Plan for all-day kindergarten poses challenges
DAYTON (AP) — Gov. Ted Strickland’s proposal to create all-day kindergarten classes has some already cash-strapped school districts worried that the added cost will further strain budgets.
Gary Smiga, the schools superintendent in Centerville near Dayton, says his district would need 15 additional classrooms and 15 more teachers if Strickland’s proposal became reality.
Just building the extra classrooms would cost about $1 million, and support staff, maintenance and other operating expenses will add more to annual expenses, he said.
“You’d have a pretty good ongoing cost of probably a million dollars a year,” Smiga said. “Where would those funds come from and how much of the funding would be the state’s responsibility?”

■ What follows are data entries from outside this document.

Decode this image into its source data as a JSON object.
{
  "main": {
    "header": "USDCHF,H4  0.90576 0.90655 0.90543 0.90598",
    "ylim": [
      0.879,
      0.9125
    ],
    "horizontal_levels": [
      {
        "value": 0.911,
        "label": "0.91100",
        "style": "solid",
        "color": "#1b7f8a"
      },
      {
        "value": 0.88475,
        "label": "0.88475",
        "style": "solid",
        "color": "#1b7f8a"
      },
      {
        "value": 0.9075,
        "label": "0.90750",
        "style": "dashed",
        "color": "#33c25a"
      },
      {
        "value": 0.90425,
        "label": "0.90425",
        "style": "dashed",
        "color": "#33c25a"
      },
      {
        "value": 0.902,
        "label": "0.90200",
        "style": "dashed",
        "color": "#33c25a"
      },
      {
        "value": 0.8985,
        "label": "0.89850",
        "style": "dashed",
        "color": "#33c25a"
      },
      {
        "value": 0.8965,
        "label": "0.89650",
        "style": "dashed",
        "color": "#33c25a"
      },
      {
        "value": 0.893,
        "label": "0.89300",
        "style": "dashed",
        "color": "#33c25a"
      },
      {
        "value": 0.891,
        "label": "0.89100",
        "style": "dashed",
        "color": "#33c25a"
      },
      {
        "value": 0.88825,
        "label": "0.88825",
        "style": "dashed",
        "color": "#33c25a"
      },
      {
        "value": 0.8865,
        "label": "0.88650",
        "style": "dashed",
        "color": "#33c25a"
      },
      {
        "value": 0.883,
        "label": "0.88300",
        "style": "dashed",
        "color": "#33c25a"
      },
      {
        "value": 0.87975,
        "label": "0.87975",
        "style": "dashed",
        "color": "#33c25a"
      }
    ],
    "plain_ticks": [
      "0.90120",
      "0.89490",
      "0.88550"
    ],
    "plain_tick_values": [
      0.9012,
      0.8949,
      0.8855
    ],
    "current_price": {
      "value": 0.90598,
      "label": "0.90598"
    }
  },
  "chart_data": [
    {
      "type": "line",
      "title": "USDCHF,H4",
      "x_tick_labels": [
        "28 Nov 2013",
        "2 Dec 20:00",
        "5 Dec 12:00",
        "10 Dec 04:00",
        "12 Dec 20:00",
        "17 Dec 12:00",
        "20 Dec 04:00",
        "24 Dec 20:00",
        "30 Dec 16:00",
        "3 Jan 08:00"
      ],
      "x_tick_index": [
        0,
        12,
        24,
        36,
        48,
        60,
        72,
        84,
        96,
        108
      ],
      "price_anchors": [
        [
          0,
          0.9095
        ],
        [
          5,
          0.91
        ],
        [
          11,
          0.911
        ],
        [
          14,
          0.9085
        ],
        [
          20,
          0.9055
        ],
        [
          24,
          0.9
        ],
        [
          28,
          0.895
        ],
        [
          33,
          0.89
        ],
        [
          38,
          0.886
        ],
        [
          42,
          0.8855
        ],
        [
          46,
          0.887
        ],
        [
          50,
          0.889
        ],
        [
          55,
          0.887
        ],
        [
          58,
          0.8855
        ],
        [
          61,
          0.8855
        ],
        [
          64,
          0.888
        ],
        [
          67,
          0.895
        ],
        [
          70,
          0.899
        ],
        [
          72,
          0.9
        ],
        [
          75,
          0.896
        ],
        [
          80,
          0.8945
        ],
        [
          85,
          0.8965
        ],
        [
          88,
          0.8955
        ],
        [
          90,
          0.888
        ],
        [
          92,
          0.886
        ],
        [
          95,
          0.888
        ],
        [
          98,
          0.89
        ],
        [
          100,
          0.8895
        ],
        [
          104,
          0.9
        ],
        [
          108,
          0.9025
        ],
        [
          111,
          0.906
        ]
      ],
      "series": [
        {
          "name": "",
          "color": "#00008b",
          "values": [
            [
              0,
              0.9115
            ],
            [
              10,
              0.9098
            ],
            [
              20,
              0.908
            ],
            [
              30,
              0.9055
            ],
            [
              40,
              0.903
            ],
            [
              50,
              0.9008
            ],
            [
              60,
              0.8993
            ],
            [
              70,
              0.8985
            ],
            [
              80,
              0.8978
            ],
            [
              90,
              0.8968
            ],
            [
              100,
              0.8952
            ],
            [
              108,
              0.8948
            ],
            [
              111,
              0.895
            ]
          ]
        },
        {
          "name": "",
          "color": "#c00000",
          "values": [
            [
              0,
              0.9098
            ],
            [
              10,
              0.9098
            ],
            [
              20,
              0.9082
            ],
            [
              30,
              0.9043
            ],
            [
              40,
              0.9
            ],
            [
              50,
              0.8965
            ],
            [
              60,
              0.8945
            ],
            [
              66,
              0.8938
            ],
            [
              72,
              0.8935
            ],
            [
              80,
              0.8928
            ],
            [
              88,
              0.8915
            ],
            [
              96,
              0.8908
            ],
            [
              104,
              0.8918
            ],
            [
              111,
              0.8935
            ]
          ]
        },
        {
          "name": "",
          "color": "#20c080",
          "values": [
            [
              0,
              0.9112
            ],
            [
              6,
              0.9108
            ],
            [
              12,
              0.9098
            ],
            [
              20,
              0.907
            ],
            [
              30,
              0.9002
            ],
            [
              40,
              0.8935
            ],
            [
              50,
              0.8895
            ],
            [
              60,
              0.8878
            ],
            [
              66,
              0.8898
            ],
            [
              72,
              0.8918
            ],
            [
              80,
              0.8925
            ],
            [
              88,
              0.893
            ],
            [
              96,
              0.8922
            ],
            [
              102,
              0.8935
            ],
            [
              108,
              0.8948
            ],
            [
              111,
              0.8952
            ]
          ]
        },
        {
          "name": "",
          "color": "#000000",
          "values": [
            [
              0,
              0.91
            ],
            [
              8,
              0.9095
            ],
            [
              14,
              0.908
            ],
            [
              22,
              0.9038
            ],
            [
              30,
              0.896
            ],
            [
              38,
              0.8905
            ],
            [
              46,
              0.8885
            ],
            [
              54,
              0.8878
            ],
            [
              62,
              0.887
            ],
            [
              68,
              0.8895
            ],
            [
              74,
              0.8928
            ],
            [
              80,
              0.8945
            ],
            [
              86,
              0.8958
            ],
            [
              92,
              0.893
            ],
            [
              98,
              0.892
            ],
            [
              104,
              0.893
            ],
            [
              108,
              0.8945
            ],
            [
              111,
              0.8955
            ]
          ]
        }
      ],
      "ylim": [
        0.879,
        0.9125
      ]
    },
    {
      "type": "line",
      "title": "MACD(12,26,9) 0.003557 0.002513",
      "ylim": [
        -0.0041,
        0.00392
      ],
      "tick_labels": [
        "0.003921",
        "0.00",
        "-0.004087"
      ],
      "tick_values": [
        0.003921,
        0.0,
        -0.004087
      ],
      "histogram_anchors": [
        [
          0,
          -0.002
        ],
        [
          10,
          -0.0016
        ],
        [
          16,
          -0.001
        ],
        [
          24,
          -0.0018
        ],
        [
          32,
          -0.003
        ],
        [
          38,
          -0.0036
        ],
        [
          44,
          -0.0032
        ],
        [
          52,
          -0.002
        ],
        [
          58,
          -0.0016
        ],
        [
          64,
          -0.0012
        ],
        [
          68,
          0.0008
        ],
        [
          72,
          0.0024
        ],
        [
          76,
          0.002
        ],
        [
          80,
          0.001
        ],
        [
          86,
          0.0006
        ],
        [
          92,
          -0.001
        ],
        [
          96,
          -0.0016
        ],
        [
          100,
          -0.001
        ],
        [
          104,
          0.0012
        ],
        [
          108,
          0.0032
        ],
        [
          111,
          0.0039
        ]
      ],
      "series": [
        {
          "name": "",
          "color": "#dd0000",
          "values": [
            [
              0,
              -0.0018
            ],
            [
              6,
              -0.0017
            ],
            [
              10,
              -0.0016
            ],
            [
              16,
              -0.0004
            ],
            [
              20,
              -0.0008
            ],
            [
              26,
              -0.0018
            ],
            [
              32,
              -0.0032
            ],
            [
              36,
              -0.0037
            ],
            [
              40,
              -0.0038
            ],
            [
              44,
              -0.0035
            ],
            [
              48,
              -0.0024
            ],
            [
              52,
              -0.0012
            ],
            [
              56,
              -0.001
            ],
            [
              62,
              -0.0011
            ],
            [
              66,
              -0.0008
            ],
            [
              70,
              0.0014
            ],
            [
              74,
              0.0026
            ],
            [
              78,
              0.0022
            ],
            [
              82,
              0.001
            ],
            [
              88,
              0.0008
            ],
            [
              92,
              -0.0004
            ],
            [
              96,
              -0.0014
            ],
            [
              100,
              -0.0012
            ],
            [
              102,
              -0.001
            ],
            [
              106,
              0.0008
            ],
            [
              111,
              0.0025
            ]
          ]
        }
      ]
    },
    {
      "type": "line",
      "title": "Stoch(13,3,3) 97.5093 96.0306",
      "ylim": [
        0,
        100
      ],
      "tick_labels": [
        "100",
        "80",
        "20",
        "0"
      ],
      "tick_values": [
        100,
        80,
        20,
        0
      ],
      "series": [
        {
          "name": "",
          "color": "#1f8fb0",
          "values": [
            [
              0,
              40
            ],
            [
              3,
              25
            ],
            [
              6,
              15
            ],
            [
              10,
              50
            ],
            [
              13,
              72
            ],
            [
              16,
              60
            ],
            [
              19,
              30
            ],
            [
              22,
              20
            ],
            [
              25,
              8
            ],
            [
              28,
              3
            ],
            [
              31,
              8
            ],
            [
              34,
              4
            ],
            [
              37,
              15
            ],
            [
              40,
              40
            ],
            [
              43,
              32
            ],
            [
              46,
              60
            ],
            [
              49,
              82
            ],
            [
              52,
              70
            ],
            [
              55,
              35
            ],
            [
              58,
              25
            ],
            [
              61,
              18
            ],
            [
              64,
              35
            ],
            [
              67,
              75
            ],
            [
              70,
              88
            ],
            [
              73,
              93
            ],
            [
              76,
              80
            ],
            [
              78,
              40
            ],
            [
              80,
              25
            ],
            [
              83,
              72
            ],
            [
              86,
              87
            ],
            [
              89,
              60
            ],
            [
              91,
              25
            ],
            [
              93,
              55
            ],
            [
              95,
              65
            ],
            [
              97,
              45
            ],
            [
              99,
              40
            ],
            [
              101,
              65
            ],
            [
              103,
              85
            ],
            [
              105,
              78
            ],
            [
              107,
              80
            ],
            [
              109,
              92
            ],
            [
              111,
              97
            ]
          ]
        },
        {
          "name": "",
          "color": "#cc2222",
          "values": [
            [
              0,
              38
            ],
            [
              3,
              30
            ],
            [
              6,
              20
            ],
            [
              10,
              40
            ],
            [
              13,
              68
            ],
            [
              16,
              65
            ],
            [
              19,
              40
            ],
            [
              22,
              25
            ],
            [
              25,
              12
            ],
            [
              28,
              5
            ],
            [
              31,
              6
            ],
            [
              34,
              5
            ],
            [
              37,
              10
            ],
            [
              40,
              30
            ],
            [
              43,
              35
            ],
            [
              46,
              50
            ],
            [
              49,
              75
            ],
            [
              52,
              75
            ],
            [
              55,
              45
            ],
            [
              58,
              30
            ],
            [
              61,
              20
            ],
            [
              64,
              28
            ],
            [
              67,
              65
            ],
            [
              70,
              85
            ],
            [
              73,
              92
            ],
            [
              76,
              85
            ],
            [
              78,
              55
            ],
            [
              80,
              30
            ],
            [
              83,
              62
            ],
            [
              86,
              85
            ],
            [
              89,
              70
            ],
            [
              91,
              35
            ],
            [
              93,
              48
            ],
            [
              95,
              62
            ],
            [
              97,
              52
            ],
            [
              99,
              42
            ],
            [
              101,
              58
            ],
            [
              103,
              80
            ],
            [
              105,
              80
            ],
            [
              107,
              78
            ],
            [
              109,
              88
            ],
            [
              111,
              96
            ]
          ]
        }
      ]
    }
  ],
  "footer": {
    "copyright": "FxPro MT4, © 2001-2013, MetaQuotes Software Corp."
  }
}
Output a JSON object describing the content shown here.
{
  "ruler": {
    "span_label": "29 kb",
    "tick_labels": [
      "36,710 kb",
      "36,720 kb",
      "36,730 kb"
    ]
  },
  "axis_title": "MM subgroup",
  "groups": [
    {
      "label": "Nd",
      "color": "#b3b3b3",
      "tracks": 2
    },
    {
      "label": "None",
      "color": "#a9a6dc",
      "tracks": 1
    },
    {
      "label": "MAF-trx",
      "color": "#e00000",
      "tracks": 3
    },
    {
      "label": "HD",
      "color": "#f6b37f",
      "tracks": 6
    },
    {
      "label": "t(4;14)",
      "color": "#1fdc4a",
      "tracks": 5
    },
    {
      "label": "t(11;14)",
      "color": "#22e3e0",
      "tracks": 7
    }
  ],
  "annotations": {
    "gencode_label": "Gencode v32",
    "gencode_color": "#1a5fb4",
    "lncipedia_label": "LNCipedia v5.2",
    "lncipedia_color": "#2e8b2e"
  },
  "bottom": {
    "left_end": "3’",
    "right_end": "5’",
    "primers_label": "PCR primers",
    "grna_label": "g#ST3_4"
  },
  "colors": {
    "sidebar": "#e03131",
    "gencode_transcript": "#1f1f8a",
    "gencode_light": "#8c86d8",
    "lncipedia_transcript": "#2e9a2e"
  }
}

Centerville’s district gets about 15 percent of everyday education costs from the state, Smiga said. But if all-day kindergarten is implemented, and that funding ratio remains, then the local community will be stuck with most of the additional cost, he said.
Strickland has said he’ll increase education funding over the next two years by $925 million, and expanding all-day kindergarten to every Ohio school district is a key component of his long-term education plan.
The Ohio Department of Education says 448 of the state’s 613 districts already have all-day kindergarten, which is mandatory for districts that get poverty-based assistance from the state.
Strickland has so far said little about how his education plans would be funded, leaving the details for when he unveils his two-year budget proposal today.
Though the governor’s kindergarten proposal is a good educational idea, it’s also a logistical nightmare that would double salary costs for kindergarten teachers and require curriculum changes, said David Baker, the superintendent of the Springboro school district south of Dayton.
“Some of the things you’re going to be covering are currently being covered in first grade,” he said. “So then the first grade would need to change their curriculum and so would the second grade, and on and on.”